It’s essential to note we won’t address the broader subject of measuring software performance “in general” or when a system is distributed across multiple processes and machines.

Performance model

A well-known model to represent the performance characteristics of a single actor is presented in Akka in Action, applied here below to our face_detector:

In essence, it consists of a few metrics:

  • the arrival rate is the number of messages (e.g. images) to process during a period, usually expressed in a common time unit (e.g. 30 frames per second – 30 fps);
  • the throughput is the number of processed messages during a period, usually expressed in a common time unit (e.g. 15 fps);
  • the waiting time is the time one message spends in the queue before being handled (e.g. 1 microsecond);
  • finally, the service time is the time needed to handle one message (e.g. the time needed by face_detector to recognize faces on a single frame).

While throughput is commonly linked to the “output of messages,” its significance extends beyond that and is applicable to “sink” agents that do not produce messages. For instance, the image_saver has a specific throughput, representing the number of images saved to disk per second, even though it does not generate outputs.

Frequently, the term “service time” is interchangeably used with another concept you might be more acquainted with: latency. To be precise, latency is equivalent to the sum of service time and waiting time. In simpler terms, it represents the duration it takes for a message to be processed from the moment it is sent to the agent’s queue to the moment it’s fully processed and, possibly, dispatched to another channel. It’s worth bringing into focus that in SObjectizer waiting time primarily depends on the dispatcher, whereas service time is determined by the agent.

Throughput and latency, much like jelly and peanut butter, go hand in hand and define the two primary categories of performance issues in such systems: either the throughput is too low, or the latency is too high. While boosting throughput can often be addressed through scaling, such as introducing more workers, addressing latency issues typically necessitates more fundamental changes, like adopting a different algorithm. Indeed, when dealing with a performance issue, tuning often involves a trade-off. To enhance the performance of an agent, we typically have three potential courses of action:

  • increasing the number of workers to distribute work horizontally (e.g. using multiple instances of the same agent or executing agent’s handlers on multiple threads – as explained in the previous post);
  • decreasing the arrival rate of messages to be processed;
  • reducing the service time.

The most straightforward action, when feasible, is to increase the number of workers. This proves effective when throughput is a concern, and contending for CPU power does not adversely impact overall performance. The second strategy involves reducing the arrival rate, but this may not always be practical and might require altering the system’s design. In such scenarios, filtering can provide a potential help. The last approach is often challenging to implement and involves redesigning the functionality to decrease the time it takes for an agent to execute it.

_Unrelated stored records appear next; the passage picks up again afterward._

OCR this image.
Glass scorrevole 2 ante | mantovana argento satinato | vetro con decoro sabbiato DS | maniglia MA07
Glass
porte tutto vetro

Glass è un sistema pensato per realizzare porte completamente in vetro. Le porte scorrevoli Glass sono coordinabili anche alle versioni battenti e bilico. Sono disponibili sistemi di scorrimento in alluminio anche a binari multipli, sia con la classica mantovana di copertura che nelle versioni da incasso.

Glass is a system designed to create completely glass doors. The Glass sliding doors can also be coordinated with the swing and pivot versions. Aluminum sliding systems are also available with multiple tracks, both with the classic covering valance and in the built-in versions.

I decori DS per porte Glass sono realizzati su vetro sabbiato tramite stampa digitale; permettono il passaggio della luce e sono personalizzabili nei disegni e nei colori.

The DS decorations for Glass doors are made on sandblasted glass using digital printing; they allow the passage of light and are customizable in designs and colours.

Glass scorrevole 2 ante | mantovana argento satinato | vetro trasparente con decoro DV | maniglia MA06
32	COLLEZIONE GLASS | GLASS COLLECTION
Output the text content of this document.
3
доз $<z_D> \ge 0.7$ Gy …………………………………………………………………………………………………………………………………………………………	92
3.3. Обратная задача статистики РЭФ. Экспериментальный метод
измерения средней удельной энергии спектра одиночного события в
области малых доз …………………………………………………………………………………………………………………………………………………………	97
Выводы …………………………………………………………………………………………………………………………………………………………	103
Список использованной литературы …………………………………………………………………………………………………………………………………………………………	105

Thus, the presented model, while straightforward, is sufficient for observing major issues during runtime. The optimal scenario occurs when arrival rate and throughput are nearly identical, indicating that the agent does not buffer, and the waiting time is minimal, approaching zero. On the flip side, if the throughput significantly lags behind the arrival rate, the agent will start buffering messages, introducing potential issues that were discussed when we delved into the realm of limiting message flow (another indicator of such problems is the agent’s queue size: when that number grows, it means that the actor is saturated).

So the first action we can take to monitor the system’s health consists in observing throughput.

Observing throughput

Often, throughput stands out as the pivotal metric, serving as a crucial indicator of the system’s sustainability from a load standpoint. Insufficient throughput prompts the need for further actions, such as investigating and optimizing service time, increasing the number of agents handling resource-intensive tasks, or even simplifying the system.

Although every performance-critical agent might be instrumented – even under specific configuration toggles – to provide performance metrics, introducing an agent that simply estimates the throughput on a certain channel over time might be useful. Imagine the following topology:

We introduce an “fps estimator” agent whose sole function is to estimate the number of frames transmitted to a specific channel over time:

Above, we are simply estimating the throughput of image_producer (that is the arrival rate of image_resizer) and, ultimately, the throughput of the face_detector (that is the arrival rate of image_viewer). Ideally, there should be consistency in values of the initial and the second fps estimator. Conversely, if these values differ considerably, introducing additional estimators into the intermediate stages can help pinpoint and narrow down the source of the problem.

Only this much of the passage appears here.